O condomínio Mansão Carlos Costa Pinto, erguido em 1988 próximo à Encosta da Vitória, encaminhou uma petição ao Ministério Público Federal (MPF) com duas informações cruciais. Primeiramente, o terreno em questão foi cedido à prefeitura com a condição de que nenhuma construção seria permitida nele. Em segundo lugar, o terreno cedido à prefeitura foi utilizado na década de 1980 para calcular a área que poderia ser edificada no condomínio.
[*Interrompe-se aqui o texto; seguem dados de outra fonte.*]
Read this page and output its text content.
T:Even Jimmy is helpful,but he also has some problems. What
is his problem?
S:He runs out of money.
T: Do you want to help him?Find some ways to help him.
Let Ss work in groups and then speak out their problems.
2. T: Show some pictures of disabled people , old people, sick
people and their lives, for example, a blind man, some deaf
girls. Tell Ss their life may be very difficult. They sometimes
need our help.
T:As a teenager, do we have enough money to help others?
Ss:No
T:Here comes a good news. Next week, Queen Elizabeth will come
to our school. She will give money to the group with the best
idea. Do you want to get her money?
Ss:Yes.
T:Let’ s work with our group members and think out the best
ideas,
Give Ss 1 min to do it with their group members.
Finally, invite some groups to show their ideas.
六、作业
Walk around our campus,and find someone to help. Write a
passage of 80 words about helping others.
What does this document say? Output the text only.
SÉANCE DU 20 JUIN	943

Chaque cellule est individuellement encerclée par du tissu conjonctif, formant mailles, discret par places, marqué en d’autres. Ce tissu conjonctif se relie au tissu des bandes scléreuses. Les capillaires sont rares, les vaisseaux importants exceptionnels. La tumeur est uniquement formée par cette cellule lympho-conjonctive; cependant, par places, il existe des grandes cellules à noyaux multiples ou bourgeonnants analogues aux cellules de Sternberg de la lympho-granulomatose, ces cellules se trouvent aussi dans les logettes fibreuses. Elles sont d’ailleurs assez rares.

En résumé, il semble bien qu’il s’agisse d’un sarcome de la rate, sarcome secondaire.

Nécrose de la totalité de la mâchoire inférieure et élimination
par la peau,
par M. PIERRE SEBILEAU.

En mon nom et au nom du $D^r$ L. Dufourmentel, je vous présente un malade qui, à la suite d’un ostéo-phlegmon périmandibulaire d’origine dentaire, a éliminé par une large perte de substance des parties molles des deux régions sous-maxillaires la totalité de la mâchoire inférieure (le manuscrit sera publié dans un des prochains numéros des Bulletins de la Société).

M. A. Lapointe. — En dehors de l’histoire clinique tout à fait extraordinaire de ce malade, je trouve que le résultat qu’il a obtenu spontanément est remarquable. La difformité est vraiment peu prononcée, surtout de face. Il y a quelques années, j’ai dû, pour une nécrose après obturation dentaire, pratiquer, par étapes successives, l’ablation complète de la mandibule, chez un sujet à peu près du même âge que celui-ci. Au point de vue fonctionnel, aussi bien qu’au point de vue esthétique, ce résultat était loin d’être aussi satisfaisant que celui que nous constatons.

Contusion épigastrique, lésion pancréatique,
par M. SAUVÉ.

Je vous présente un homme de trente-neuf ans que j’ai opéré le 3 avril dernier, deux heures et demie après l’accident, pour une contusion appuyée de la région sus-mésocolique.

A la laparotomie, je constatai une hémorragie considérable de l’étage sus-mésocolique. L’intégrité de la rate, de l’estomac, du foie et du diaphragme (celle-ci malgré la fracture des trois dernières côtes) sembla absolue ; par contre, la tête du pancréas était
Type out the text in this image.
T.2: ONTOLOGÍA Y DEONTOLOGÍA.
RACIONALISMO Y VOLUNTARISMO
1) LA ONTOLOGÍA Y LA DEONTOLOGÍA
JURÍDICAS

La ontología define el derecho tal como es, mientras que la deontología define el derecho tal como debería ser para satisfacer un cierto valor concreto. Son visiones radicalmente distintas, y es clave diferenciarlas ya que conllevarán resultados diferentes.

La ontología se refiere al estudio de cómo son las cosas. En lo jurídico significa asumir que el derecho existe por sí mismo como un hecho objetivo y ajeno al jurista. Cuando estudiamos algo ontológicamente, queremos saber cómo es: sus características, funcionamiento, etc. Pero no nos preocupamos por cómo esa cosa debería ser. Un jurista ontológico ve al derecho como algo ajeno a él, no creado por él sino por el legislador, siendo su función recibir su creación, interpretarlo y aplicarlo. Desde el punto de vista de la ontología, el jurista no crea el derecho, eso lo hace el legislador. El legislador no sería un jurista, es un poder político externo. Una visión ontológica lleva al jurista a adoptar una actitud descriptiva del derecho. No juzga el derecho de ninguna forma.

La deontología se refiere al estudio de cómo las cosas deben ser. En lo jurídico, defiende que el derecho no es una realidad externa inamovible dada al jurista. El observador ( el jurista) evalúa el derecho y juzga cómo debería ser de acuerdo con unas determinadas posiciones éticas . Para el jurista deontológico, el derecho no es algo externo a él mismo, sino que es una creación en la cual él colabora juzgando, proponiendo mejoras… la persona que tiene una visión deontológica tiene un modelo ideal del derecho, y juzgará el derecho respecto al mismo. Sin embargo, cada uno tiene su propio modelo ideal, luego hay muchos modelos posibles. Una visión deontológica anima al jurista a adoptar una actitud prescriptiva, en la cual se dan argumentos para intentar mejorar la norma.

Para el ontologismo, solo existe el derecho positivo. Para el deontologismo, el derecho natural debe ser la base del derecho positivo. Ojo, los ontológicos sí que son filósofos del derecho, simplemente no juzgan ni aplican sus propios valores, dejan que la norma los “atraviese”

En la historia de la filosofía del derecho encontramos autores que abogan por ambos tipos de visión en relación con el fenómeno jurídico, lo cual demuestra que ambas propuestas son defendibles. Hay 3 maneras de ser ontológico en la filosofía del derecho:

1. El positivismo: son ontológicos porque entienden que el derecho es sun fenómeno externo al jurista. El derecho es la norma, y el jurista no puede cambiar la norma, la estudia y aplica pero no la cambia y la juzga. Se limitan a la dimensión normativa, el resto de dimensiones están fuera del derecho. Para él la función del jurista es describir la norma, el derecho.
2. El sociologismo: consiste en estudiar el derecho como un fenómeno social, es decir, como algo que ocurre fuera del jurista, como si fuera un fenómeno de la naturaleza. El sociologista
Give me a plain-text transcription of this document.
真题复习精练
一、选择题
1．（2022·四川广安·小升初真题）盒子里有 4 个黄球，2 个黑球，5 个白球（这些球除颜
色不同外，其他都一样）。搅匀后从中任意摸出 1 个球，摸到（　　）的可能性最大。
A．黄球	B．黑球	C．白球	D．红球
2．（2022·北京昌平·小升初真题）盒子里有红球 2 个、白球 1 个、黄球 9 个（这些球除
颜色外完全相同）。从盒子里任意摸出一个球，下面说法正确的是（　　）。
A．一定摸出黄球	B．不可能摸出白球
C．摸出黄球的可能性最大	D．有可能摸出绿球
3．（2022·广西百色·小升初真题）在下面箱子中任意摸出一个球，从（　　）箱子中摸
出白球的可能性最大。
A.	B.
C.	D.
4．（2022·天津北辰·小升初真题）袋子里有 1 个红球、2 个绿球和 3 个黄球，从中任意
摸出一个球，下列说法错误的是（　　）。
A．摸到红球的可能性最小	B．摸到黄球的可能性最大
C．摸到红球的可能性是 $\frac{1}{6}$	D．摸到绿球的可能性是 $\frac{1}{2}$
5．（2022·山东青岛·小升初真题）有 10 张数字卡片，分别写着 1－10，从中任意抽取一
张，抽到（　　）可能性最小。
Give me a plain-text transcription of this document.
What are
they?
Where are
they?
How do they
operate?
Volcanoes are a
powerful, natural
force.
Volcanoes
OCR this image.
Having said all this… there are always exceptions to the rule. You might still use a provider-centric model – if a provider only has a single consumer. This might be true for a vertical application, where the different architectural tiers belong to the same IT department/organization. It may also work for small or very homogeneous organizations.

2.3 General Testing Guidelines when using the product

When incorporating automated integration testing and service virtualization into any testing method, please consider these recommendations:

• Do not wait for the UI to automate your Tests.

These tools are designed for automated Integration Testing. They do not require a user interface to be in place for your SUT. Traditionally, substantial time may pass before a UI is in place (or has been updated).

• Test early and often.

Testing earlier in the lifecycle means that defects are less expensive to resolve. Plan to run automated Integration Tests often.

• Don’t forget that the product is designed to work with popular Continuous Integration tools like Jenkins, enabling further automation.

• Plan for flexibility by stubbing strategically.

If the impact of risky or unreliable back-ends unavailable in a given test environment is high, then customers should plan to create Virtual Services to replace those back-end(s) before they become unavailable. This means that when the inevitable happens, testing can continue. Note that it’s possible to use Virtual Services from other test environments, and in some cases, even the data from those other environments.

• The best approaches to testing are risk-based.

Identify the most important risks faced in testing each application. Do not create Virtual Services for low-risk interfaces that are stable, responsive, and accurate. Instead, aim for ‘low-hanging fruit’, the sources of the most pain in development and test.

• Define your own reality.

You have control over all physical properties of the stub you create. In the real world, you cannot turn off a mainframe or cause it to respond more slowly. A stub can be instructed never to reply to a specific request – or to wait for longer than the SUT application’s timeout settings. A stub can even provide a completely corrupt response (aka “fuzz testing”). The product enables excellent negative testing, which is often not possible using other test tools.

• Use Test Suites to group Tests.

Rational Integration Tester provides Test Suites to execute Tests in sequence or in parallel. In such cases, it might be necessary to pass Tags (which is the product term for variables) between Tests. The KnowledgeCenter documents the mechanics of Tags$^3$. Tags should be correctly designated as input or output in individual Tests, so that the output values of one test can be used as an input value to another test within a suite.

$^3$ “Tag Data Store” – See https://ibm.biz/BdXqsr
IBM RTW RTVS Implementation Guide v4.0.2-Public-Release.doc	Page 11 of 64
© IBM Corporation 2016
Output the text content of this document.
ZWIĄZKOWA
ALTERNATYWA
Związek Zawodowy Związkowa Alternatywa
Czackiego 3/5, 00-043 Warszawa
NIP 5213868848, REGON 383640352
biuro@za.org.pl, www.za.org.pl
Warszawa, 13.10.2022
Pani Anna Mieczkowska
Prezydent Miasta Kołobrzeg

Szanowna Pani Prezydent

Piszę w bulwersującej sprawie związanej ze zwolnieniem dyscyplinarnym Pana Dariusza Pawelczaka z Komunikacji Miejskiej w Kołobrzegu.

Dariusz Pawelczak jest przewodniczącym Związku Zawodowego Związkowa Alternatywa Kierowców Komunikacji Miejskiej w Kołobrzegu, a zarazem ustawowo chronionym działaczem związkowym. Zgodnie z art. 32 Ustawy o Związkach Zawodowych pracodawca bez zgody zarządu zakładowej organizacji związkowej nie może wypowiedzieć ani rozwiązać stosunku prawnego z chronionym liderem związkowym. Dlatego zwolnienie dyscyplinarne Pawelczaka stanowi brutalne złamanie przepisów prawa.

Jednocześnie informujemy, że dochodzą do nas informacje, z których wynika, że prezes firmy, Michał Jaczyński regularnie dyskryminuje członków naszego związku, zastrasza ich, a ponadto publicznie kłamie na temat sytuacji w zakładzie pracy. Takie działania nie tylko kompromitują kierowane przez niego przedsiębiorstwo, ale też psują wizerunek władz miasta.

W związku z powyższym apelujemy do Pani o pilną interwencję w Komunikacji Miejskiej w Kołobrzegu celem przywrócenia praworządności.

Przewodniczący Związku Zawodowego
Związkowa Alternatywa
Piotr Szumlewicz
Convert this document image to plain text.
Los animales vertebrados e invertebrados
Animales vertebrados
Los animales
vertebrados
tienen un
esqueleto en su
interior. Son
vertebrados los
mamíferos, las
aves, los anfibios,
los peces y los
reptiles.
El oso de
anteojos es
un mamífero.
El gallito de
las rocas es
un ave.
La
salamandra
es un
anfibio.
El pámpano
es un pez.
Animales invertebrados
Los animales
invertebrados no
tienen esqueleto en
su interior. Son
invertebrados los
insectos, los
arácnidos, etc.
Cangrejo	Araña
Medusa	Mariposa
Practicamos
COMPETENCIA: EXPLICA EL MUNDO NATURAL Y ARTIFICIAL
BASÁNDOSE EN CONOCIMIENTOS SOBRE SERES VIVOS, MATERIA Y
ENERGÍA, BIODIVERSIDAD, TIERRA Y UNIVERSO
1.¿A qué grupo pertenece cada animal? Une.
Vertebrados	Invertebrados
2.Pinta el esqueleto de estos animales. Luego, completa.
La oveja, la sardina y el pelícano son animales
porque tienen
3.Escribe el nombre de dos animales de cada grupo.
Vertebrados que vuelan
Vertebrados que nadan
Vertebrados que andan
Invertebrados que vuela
A Prefeitura de Salvador planeja utilizar a mesma área verde preservada para justificar a construção de um novo edifício na região, um procedimento conhecido como “desafetação”. No entanto, o leilão do terreno, originalmente agendado para 15 de março de 2024, foi suspenso pela Justiça Federal. Apesar dos esforços da prefeitura para reverter a liminar, a juíza Ana Carolina Roman, do Tribunal Regional Federal (TRF) da 1ª Região, manteve a decisão do juiz Marcel Peres, da 6ª Vara Federal da Bahia, que suspendeu o leilão do terreno. A venda da área havia sido aprovada pela Câmara Municipal de Salvador em 20 de dezembro de 2023, com 32 votos favoráveis e 8 contrários.